Il villaggio di cartone PDF 
Matteo Marelli   

Il villaggio di cartone è un titolo epigrammatico per come riesce ad evocare con concisione ed efficacia la stilistica del film. Un titolo che contiene in nuce le scelte formali a cui Ermanno Olmi fa riferimento per la messinscena di quest’ultimo lavoro. L’estetica dell’opera è già inscritta nella sua genealogia, sinteticamente espressa ai margini iniziali del testo. Una struttura marcatamente e claustrofobicamente teatrale sostenuta da una recitazione antinaturalistica. Un cinema costruito su una dialogica che ruota attorno a situazioni più o meno surreali, scatenate dall'effetto detonatore di eventi di cronaca. La scelta del palese artificio della messinscena è utilizzata al dichiarato scopo di farne strumento per analizzare la contingenza dei flussi migratori.

L’intento di Olmi non è di concentrarsi su un preciso episodio, ma di provare ad analizzare il fenomeno nella sua complessità. Per farlo, si sa, è necessaria un’ottima capacità di lettura, possibile soltanto disponendo di una solida prospettiva. Nel caso di Olmi, questa coincide con ciò che per lui è una vera e propria ossessione, il modello cristologico.

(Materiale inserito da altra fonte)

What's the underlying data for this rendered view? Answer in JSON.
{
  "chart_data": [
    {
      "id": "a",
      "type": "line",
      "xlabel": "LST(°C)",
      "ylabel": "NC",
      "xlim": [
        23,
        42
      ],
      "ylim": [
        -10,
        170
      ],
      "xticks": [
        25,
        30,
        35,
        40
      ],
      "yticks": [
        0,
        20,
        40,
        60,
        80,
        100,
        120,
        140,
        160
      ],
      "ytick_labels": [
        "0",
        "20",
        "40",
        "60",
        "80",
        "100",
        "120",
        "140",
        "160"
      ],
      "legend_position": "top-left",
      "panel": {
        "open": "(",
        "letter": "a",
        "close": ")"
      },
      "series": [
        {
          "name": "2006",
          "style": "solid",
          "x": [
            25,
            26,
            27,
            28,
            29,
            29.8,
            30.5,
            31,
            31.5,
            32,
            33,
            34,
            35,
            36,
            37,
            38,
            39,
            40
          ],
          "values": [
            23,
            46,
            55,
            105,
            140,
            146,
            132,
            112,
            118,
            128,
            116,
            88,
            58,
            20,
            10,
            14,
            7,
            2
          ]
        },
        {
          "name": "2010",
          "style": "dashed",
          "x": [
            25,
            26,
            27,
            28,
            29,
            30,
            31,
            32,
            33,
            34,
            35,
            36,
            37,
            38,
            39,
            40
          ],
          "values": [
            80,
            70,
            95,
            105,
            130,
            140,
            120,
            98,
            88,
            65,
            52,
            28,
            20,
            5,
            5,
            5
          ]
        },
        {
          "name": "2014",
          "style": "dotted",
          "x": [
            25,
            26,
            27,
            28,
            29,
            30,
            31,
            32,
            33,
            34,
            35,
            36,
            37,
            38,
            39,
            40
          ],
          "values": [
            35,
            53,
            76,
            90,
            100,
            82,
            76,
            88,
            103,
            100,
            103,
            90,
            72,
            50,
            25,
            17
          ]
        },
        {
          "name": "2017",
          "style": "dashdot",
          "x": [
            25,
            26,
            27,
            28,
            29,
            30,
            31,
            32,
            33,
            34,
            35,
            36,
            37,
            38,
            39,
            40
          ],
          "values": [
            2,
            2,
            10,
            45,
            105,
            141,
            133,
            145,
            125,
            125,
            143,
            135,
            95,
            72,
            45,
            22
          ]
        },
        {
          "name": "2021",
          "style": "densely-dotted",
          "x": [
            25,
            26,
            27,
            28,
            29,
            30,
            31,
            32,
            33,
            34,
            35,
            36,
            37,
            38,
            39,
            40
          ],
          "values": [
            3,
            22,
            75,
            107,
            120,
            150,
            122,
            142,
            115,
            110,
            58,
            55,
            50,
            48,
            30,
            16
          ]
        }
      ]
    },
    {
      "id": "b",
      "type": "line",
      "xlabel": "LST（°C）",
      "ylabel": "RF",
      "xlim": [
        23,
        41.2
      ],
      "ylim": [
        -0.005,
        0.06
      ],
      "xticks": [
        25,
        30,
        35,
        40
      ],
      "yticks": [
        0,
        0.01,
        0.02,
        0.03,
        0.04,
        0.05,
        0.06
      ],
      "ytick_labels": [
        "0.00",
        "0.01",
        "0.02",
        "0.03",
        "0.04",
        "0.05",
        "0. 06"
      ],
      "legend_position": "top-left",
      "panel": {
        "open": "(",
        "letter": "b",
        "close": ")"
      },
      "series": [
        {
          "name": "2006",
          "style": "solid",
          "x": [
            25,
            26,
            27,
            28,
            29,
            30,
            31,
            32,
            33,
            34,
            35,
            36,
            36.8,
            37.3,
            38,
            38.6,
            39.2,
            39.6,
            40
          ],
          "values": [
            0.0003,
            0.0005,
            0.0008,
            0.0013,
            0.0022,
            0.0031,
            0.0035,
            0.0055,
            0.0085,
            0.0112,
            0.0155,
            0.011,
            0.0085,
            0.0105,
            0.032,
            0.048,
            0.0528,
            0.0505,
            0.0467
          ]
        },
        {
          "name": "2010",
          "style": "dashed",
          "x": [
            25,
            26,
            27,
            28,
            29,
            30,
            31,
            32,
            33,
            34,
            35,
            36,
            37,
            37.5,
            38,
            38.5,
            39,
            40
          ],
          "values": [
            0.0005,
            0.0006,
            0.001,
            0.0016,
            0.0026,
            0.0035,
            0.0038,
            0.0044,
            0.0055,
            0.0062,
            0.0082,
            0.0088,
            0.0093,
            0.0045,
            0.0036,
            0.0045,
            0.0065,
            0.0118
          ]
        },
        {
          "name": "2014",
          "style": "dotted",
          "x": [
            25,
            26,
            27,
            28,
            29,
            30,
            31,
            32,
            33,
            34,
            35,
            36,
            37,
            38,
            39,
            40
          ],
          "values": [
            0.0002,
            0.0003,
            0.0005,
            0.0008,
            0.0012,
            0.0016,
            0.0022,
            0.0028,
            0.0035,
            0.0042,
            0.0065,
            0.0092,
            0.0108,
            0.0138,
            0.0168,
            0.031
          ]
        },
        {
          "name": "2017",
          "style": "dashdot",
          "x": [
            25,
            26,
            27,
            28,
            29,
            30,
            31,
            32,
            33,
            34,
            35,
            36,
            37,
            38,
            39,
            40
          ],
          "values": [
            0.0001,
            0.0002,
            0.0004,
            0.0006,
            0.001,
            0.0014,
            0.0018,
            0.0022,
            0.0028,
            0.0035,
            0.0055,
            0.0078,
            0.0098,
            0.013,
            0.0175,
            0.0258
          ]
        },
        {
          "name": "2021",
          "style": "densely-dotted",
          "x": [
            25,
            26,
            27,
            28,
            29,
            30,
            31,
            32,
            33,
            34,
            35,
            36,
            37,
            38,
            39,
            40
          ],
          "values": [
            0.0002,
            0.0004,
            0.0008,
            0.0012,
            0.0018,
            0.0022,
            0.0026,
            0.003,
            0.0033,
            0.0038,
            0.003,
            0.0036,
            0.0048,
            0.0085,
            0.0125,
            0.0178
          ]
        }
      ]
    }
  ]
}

È attraverso l’esempio offerto da Cristo, che secondo il regista, va affrontato un problema che proprio per la sua complessità non si può ottusamente pensare di risolvere con immediatezza, proponendo sbarramenti e respingimenti come unica soluzione. Cristo rimane per Olmi il modello esistenziale e teorico di fondo. L’identificazione con il suo protagonista è progressiva e totale. Inizialmente mostratoci in uno stato di crisi spirituale, il parroco de Il villaggio di cartone, costretto ad assistere impotente allo smantellamento della propria parrocchia perché ormai inutile, svuotata com’è di fedeli, ritrova il proprio ardore religioso quando la realtà irrompe nella sua esistenza. Olmi lascia intuire le responsabilità che quest’uomo ha nell’allontanamento dei parrocchiani. La sua colpa è quella di essersi isolato dal modo, dalla vita. Ma questa torna a ripresentarglisi di fronte a mo’ di gruppo clandestini rifugiatisi negli spazi svuotati della chiesa. Incapace di accettare le logiche degli uomini di legge, egli riscopre nella propria "diversità" morale la stessa angoscia irruenta e non violenta di Cristo, egualmente dolorosa e incomunicabile, cristallina eppure impenetrabile. La stessa radicalità, la stessa irremovibilità nel perseguire l’obiettivo di una rivoluzione "senza sangue", senza temere la disobbedienza civile. Perché questo si verificasse è stato per lui necessario ristabilire un legame tra pensiero e lavoro sul campo, possibile solamente attraverso un rapporto personale, frontale, fisico, corporeo, come del resto la lettura evangelica insegna.

Olmi sa che il registro da adottare nella rappresentazione di un apologo è quello simbolico. È in quest’ottica che sono da leggersi le scelte scenografiche di una sobrietà quasi francescana, così come la recitazione esibita; quella messa in scena è una realtà-simbolo, nulla deve esser letto come realistico. Se negli aspetti appena evocati dimostra un’inattaccabile rigore formale, altrettanto non può dirsi per la sceneggiatura. Qui il regista cede ad un facile schematismo didascalico che smentisce l'impostazione austera con moraleggianti note a margine fin troppo enunciative. Non si può più giustificare la stantia riproposizione del mito del "buon selvaggio" la cui entrata in scena è chiave di svolta per risolvere i dubbi religiosi, etici ed esistenziali dell’Io occidentale. Olmi dovrebbe saper bene che la semplificazione derivante dal processo di stilizzazione non coincide con la banalizzazione. 

TITOLO ORIGINALE:
Il villaggio di cartone; REGIA: Ermanno Olmi; SCENEGGIATURA: Ermanno Olmi; FOTOGRAFIA: Fabio Olmi; MONTAGGIO: Paolo Cottignola; MUSICA: Sofia Gubaidulina; PRODUZIONE: Italia; ANNO: 2011; DURATA: 87 min.